• - ödevini yapmayan çocuğun velisini çağırmak yapacağın en acizce şey.

    - okumayı öğrenmekte gecikmiş bir öğrencinin velisine ''x çok geride bu yıl böyle olsun gelecek yıl ilk dönem 1.sınıflarla derse girer öğrenir'' dersen o çocuğu sen değil gelecek yılki 1.sınıf öğretmeni eğitmiş olur. sen o çocuğa sadece vakit kaybettirirsin.

    - kavga eden çocuklar barışır ama kavganın taraflarına attığın tokat unutulmaz.

    - zehir gibi olan ama çalışmayan öğrenci yoktur. zehir gibi öğrenciyi işleyemeyen hoca vardır.

    - veli toplantısında ''çocuklar duymasın ama'' dediğiniz her şeyi çocuklar duyar.

    - veli toplantısında açık seçik hedef gösterdiğiniz çocuk o akşam üzülür.
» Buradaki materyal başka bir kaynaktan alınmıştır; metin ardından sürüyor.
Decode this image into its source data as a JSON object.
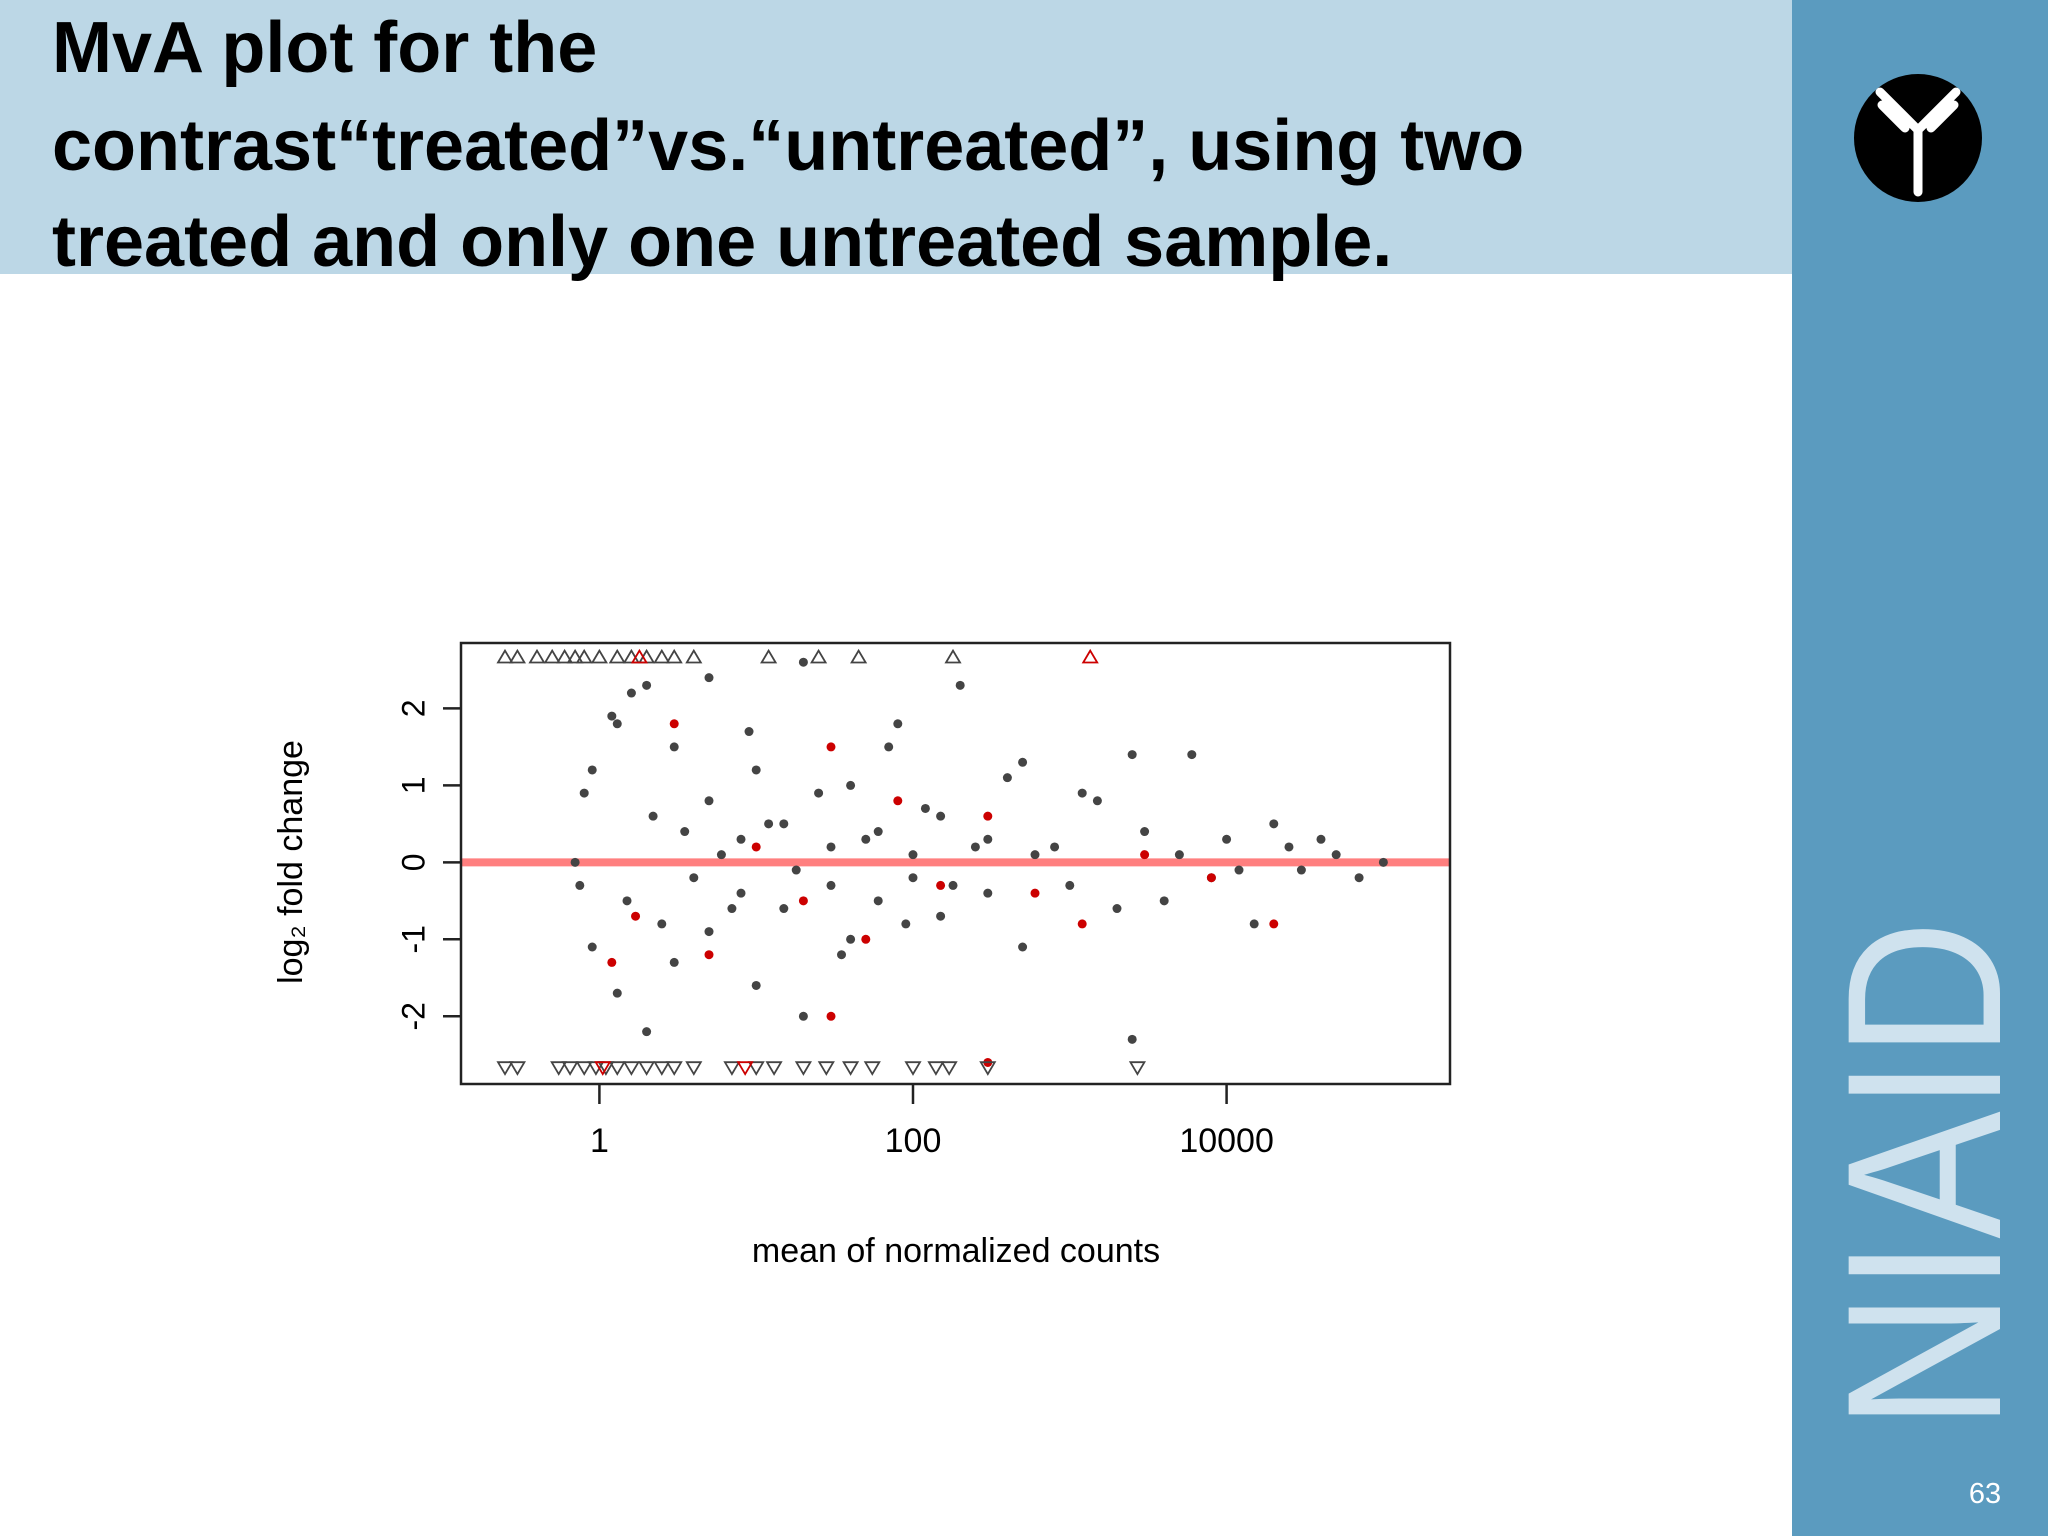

    - herhangi bir sorunu veliye taşımadan önce çocukla çözmeye çalışmanız en mantıklısı.

    - ''x ile y çok tartışıyorlar'' dediğiniz vakit x'in velisi x'i, y'nin velisi y'yi savunur. herkesin çocuğu terbiyeli ve iyidir.

    - bir öğrenciye ''aptal mısın ?'' derseniz o size ''aptal mısınız?'' olarak geri döner. o çocuğun velisi sizi dövebilir. haberlere konu olabilirsiniz.

    - müdürle gözgöze gelebilirsiniz.

    ve evet herkes önlüğe yeni alışmış, öğlen uykusundan yeni ayrılmış küçük çocuklara okuma yazma öğretmenin , çarpım tablosu ezberletmenin zor bir şey olduğunu biliyor. bunu 100 defa söylemenin hiçbir alemi yok.
  • taylanların, atalayların büyüyünce esmer olmalarına mani olamazsınız ama yavşak olmalarına mani olabilirsiniz.
  • türkiye'de fakir aileler de var. bu sebepten ''bir kitapçıyla anlaştım herkese bu kitaptan getirtiyorum çocuklar ananıza babanıza söyleyin haftaya x tl getireceksiniz'' dediğinizde çocuklar ''tamam'' diyebilir. fakat parayı unutan, veremeyen velinin semeresini çocuk çeker. çocuğa sorduğunuz ''hani para?'' sorusu o çocuğu üzer. tabi cebinde parası yoksa.
  • zengin çocuklarının düzenliliklerini, temizliliklerini gariban çocuklara örnek göstermemek
  • derste konuştuğu, yahut şımarıklık yaptığı için 7 yaşındaki öğrencilerini hergün dövmek, toplumda onarılmayacak yaralara ve travmalara sebep olur.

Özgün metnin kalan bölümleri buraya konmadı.